What happens to the reference in function parameter, if it gets destroyed when the function returns, then how const int *i is still a valid pointer?
const int* func(const int &x = 5)
{
return &x;
}
int main()
{
const int *i = func();
}
§12.2/5:
"A temporary bound to a reference parameter in a function call (5.2.2) persists until the completion of the full expression containing the call."
That means as i is being initialized, it's getting the address of a temporary object that does exist at that point. As soon as i is initialized, however, the temporary object will be destroyed, and i will become just another dangling pointer.

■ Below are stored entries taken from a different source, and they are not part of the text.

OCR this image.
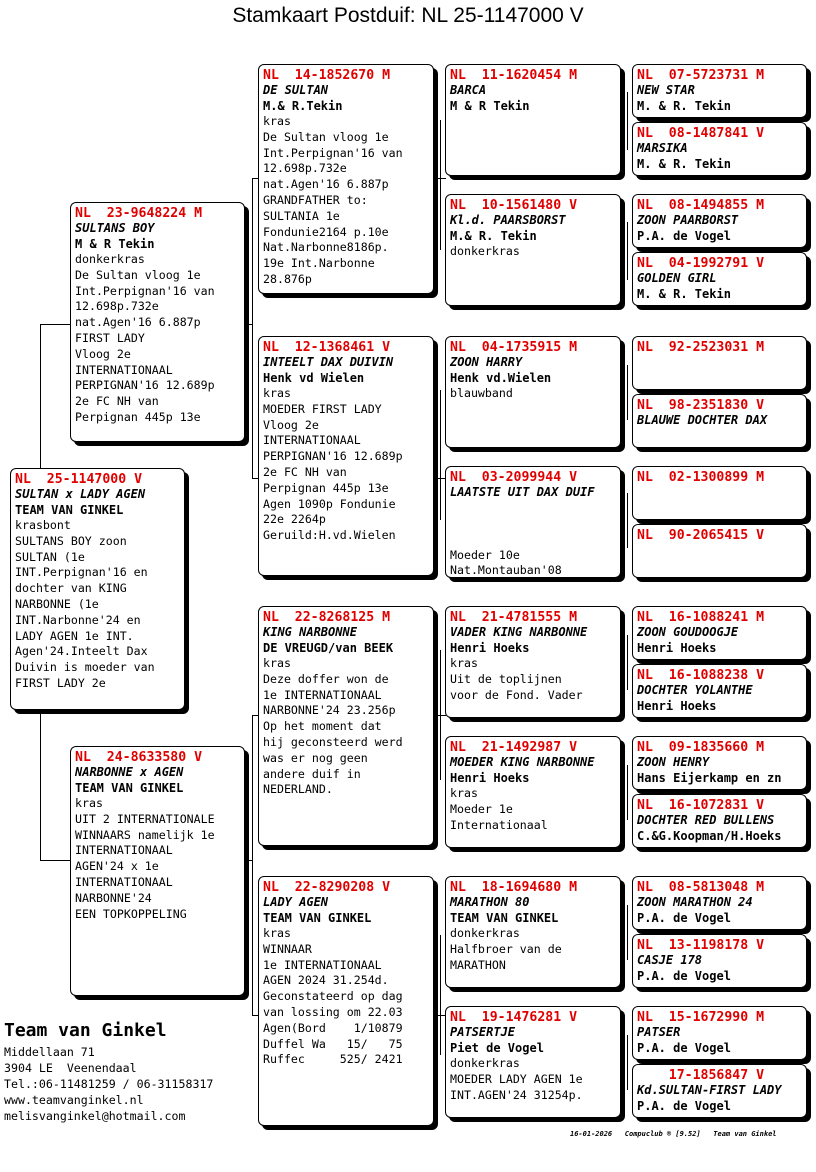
Stamkaart Postduif: NL 25-1147000 V
NL  25-1147000 V
SULTAN x LADY AGEN
TEAM VAN GINKEL
krasbont
SULTANS BOY zoon
SULTAN (1e
INT.Perpignan'16 en
dochter van KING
NARBONNE (1e
INT.Narbonne'24 en
LADY AGEN 1e INT.
Agen'24.Inteelt Dax
Duivin is moeder van
FIRST LADY 2e
NL  23-9648224 M
SULTANS BOY
M & R Tekin
donkerkras
De Sultan vloog 1e
Int.Perpignan'16 van
12.698p.732e
nat.Agen'16 6.887p
FIRST LADY
Vloog 2e
INTERNATIONAAL
PERPIGNAN'16 12.689p
2e FC NH van
Perpignan 445p 13e
NL  24-8633580 V
NARBONNE x AGEN
TEAM VAN GINKEL
kras
UIT 2 INTERNATIONALE
WINNAARS namelijk 1e
INTERNATIONAAL
AGEN'24 x 1e
INTERNATIONAAL
NARBONNE'24
EEN TOPKOPPELING
NL  14-1852670 M
DE SULTAN
M.& R.Tekin
kras
De Sultan vloog 1e
Int.Perpignan'16 van
12.698p.732e
nat.Agen'16 6.887p
GRANDFATHER to:
SULTANIA 1e
Fondunie2164 p.10e
Nat.Narbonne8186p.
19e Int.Narbonne
28.876p
NL  12-1368461 V
INTEELT DAX DUIVIN
Henk vd Wielen
kras
MOEDER FIRST LADY
Vloog 2e
INTERNATIONAAL
PERPIGNAN'16 12.689p
2e FC NH van
Perpignan 445p 13e
Agen 1090p Fondunie
22e 2264p
Geruild:H.vd.Wielen
NL  22-8268125 M
KING NARBONNE
DE VREUGD/van BEEK
kras
Deze doffer won de
1e INTERNATIONAAL
NARBONNE'24 23.256p
Op het moment dat
hij geconsteerd werd
was er nog geen
andere duif in
NEDERLAND.
NL  22-8290208 V
LADY AGEN
TEAM VAN GINKEL
kras
WINNAAR
1e INTERNATIONAAL
AGEN 2024 31.254d.
Geconstateerd op dag
van lossing om 22.03
Agen(Bord    1/10879
Duffel Wa   15/   75
Ruffec     525/ 2421
NL  11-1620454 M
BARCA
M & R Tekin
NL  10-1561480 V
Kl.d. PAARSBORST
M.& R. Tekin
donkerkras
NL  04-1735915 M
ZOON HARRY
Henk vd.Wielen
blauwband
NL  03-2099944 V
LAATSTE UIT DAX DUIF

Moeder 10e
Nat.Montauban'08
NL  21-4781555 M
VADER KING NARBONNE
Henri Hoeks
kras
Uit de toplijnen
voor de Fond. Vader
NL  21-1492987 V
MOEDER KING NARBONNE
Henri Hoeks
kras
Moeder 1e
Internationaal
NL  18-1694680 M
MARATHON 80
TEAM VAN GINKEL
donkerkras
Halfbroer van de
MARATHON
NL  19-1476281 V
PATSERTJE
Piet de Vogel
donkerkras
MOEDER LADY AGEN 1e
INT.AGEN'24 31254p.
NL  07-5723731 M
NEW STAR
M. & R. Tekin
NL  08-1487841 V
MARSIKA
M. & R. Tekin
NL  08-1494855 M
ZOON PAARBORST
P.A. de Vogel
NL  04-1992791 V
GOLDEN GIRL
M. & R. Tekin
NL  92-2523031 M

NL  98-2351830 V
BLAUWE DOCHTER DAX

NL  02-1300899 M

NL  90-2065415 V

NL  16-1088241 M
ZOON GOUDOOGJE
Henri Hoeks
NL  16-1088238 V
DOCHTER YOLANTHE
Henri Hoeks
NL  09-1835660 M
ZOON HENRY
Hans Eijerkamp en zn
NL  16-1072831 V
DOCHTER RED BULLENS
C.&G.Koopman/H.Hoeks
NL  08-5813048 M
ZOON MARATHON 24
P.A. de Vogel
NL  13-1198178 V
CASJE 178
P.A. de Vogel
NL  15-1672990 M
PATSER
P.A. de Vogel
17-1856847 V
Kd.SULTAN-FIRST LADY
P.A. de Vogel
Team van Ginkel
Middellaan 71
3904 LE  Veenendaal
Tel.:06-11481259 / 06-31158317
www.teamvanginkel.nl
melisvanginkel@hotmail.com
16-01-2026   Compuclub ® [9.52]   Team van Ginkel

As such, yes, the function is valid -- but with the surrounding code as you've written it, any code you added afterward that attempted to dereference i would give undefined behavior.
Just because a pointer has a value doesn't mean it's a valid pointer.
In this case it holds an address which used to be that of x, and chances are that address still has the value 5, but it's not valid pointer and you can't count on that value being there.
int i points to a patch of memory that is unsafe to access, it is not a valid pointer.
the variable "i" is still a pointer, but even reading the value it points to will give you undefined behavior. That's why you should never write a function like func.
I think that x is created as an un-named temporary on the stack in setting up the call to func(). This temporary will exist until at least the end of the statement in the caller. So the int* i is perfectly valid. It only ceases to be valid at the end of the statement - which means that you cannot use it.
There is something in the standard about un-named temporaries being retained until the last reference to them goes out of scope, but I don't think it covers this explicit and hidden indirection.
[ Happy to have someone tell me otherwise.]
5 is program data. It is in the data segment, not the stack or heap.
So a pointer or reference to it will remain valid for the duration of the program.
Default arguments are evaluated every time the function is called, so the call func() is actually func(5) which is binding a temporary to a reference-to-const. The lifetime of that temporary is then extended till the end of the function and the object is destroyed. Any pointer to this object after that is invalid and dereferencing it is undefined behaviour.